If the AV of your property is $75,000, then you would pay $2,780 (for the first $70,000), + eight per cent of the remaining $5,000 ($400), for a total of $3,180.
For non-owner-occupiers (i.e. the property is fully let out to tenants), the tax rates are calculated the same way. However, they are higher:
Annual Value ($) | Tax rate | Property Tax Payable |
First 30,000 Next $15,000 | 10% 12% | $3,000 $1,800 |
First $45,000 Next $15,000 | – 14% | $4,800 $2,100 |
First $60,000 Next $15,000 | – 16% | $6,900 $2,400 |
First $75,000 Next $15,000 | – 18% | $9,300 $2,700 |
First $90,000 Above $90,000 | – 20% | $12,000 |
Possible tax deductions for Singapore property
If you’re a landlord, you can claim tax deductions for the following:
- The interest portion (only) of your home loan repayments
- Fire insurance premiums
- Maintenance works that don’t amount to improvement / alteration (e.g. you can claim deductions for fixing damage to the kitchen, but not for installing a new kitchen island)

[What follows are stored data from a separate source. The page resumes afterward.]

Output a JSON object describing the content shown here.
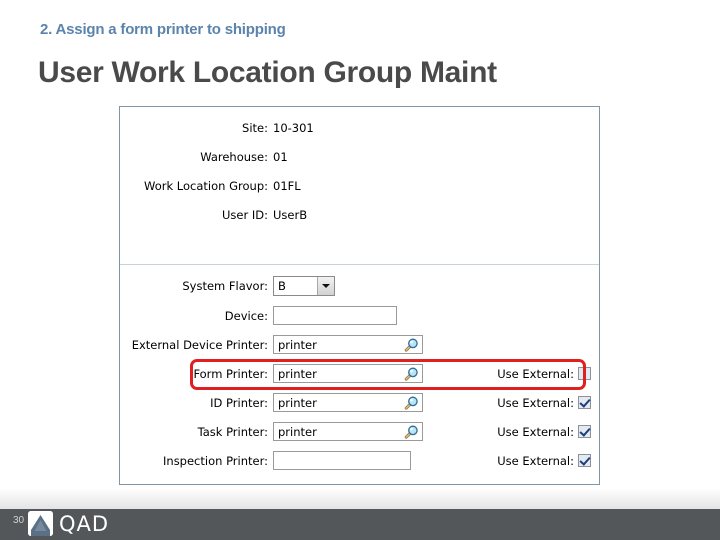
{
  "slide": {
    "subtitle": "2. Assign a form printer to shipping",
    "title": "User Work Location Group Maint",
    "subtitle_color": "#5b84ad",
    "title_color": "#4a4a4a"
  },
  "app": {
    "header_fields": [
      {
        "label": "Site:",
        "value": "10-301"
      },
      {
        "label": "Warehouse:",
        "value": "01"
      },
      {
        "label": "Work Location Group:",
        "value": "01FL"
      },
      {
        "label": "User ID:",
        "value": "UserB"
      }
    ],
    "system_flavor": {
      "label": "System Flavor:",
      "value": "B",
      "options": [
        "B"
      ]
    },
    "device": {
      "label": "Device:",
      "value": "",
      "placeholder": ""
    },
    "printer_rows": [
      {
        "label": "External Device Printer:",
        "value": "printer",
        "has_lookup": true,
        "has_use_external": false,
        "use_external_label": "",
        "checked": false,
        "highlighted": false
      },
      {
        "label": "Form Printer:",
        "value": "printer",
        "has_lookup": true,
        "has_use_external": true,
        "use_external_label": "Use External:",
        "checked": false,
        "highlighted": true
      },
      {
        "label": "ID Printer:",
        "value": "printer",
        "has_lookup": true,
        "has_use_external": true,
        "use_external_label": "Use External:",
        "checked": true,
        "highlighted": false
      },
      {
        "label": "Task Printer:",
        "value": "printer",
        "has_lookup": true,
        "has_use_external": true,
        "use_external_label": "Use External:",
        "checked": true,
        "highlighted": false
      },
      {
        "label": "Inspection Printer:",
        "value": "",
        "has_lookup": false,
        "has_use_external": true,
        "use_external_label": "Use External:",
        "checked": true,
        "highlighted": false
      }
    ],
    "highlight_color": "#e02020"
  },
  "footer": {
    "page_number": "30",
    "brand": "QAD",
    "bar_color": "#53575a"
  }
}
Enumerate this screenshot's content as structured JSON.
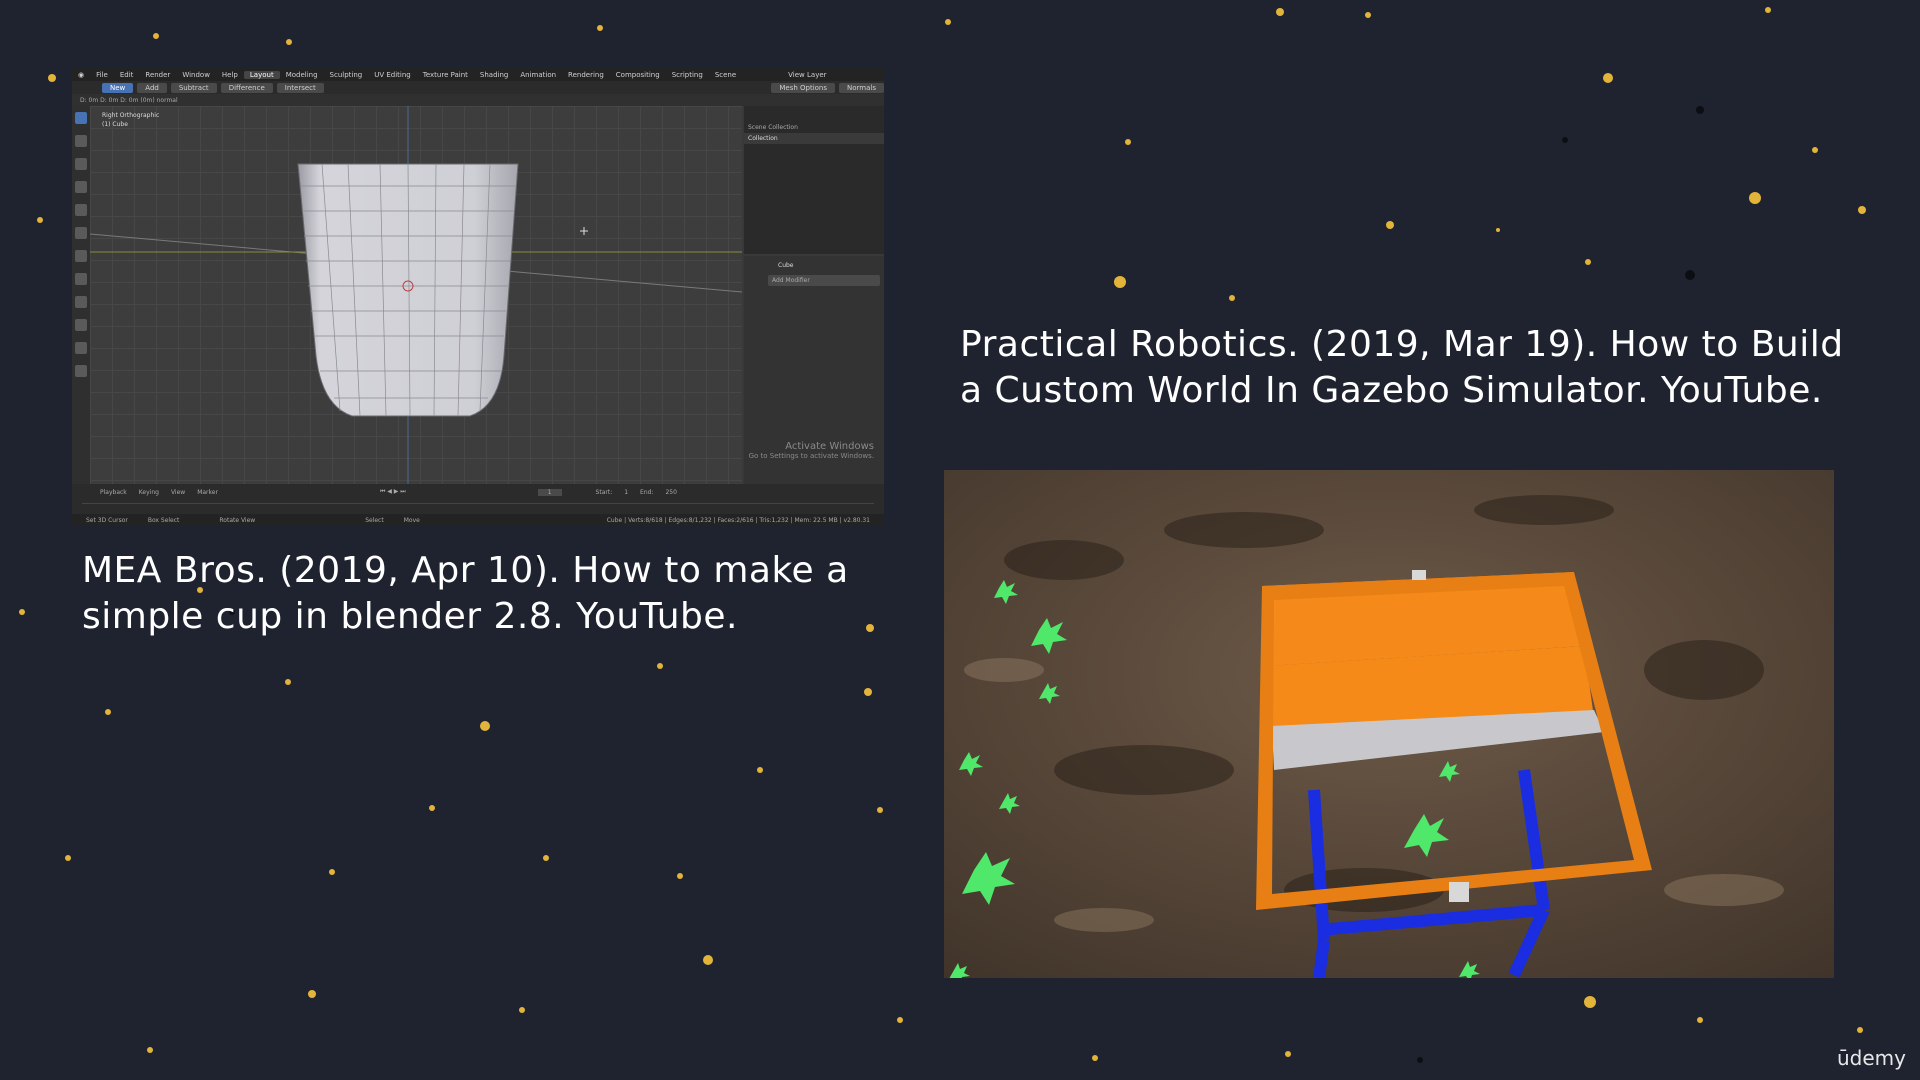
{
  "captions": {
    "left": "MEA Bros. (2019, Apr 10). How to make a simple cup in blender 2.8. YouTube.",
    "right": "Practical Robotics. (2019, Mar 19). How to Build a Custom World In Gazebo Simulator. YouTube."
  },
  "blender": {
    "menu": [
      "File",
      "Edit",
      "Render",
      "Window",
      "Help"
    ],
    "workspaces": [
      "Layout",
      "Modeling",
      "Sculpting",
      "UV Editing",
      "Texture Paint",
      "Shading",
      "Animation",
      "Rendering",
      "Compositing",
      "Scripting"
    ],
    "active_workspace": "Layout",
    "scene_label": "Scene",
    "view_layer_label": "View Layer",
    "tool_buttons": [
      "New",
      "Add",
      "Subtract",
      "Difference",
      "Intersect"
    ],
    "mesh_options": "Mesh Options",
    "normals": "Normals",
    "header_text": "D: 0m  D: 0m  D: 0m (0m) normal",
    "view_name": "Right Orthographic",
    "object_name": "(1) Cube",
    "outliner_title": "Scene Collection",
    "outliner_item": "Collection",
    "props_object": "Cube",
    "add_modifier": "Add Modifier",
    "timeline": [
      "Playback",
      "Keying",
      "View",
      "Marker"
    ],
    "current_frame": "1",
    "start_label": "Start:",
    "start_value": "1",
    "end_label": "End:",
    "end_value": "250",
    "watermark_title": "Activate Windows",
    "watermark_sub": "Go to Settings to activate Windows.",
    "status_left": [
      "Set 3D Cursor",
      "Box Select",
      "Rotate View",
      "Select",
      "Move"
    ],
    "status_right": "Cube | Verts:8/618 | Edges:8/1,232 | Faces:2/616 | Tris:1,232 | Mem: 22.5 MB | v2.80.31"
  },
  "brand": "ūdemy"
}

- Maintenance fees (this refers to both condo maintenance fees, as well as general cost of upkeep such as hiring pest control)
- Costs for marketing the property to tenants; this may include your property agent’s commissions, so do ask them for the details
- Replacement of furniture (restoration only, not purchase of new or additional furniture)
- Wi-Fi, electricity, water, and other utility bills can be claimed as tax deductions if the tenant is not paying for them; check your Tenancy Agreement (TA) for details
You can use a flat claim of 15 per cent for rental expenses, but it’s better to keep track of the actual costs
IRAS will accept a flat claim of 15 per cent of rental expenses. For example, if your annual rental income is $45,000, you can claim $6,750 as tax deductions for rental expenses (in addition to whatever interest you’ve paid for your mortgage).
Landlords should keep track of the actual costs though, to make the most out of this.
For example, if your total rental expenses are below 15 per cent, then it makes sense to claim the flat 15 per cent. However, if your rental expenses exceed 15 per cent, then you should present the various receipts, invoices, etc. and make the full claim instead.
(You should keep all the supporting documents for at least five years).
Is the property purchase justified after taxes? Factor it into your considerations before buying
When deciding to invest in a property, always remember to include the property tax into the overall cost.
Above all, do be cautious about how much you’re really paying – if you use CPF to cover all the stamp duties. Remember that, when you sell the property, you have to refund the monies used from CPF with interest. This can be substantial, if you also paid for BSD and ABSD through your CPF.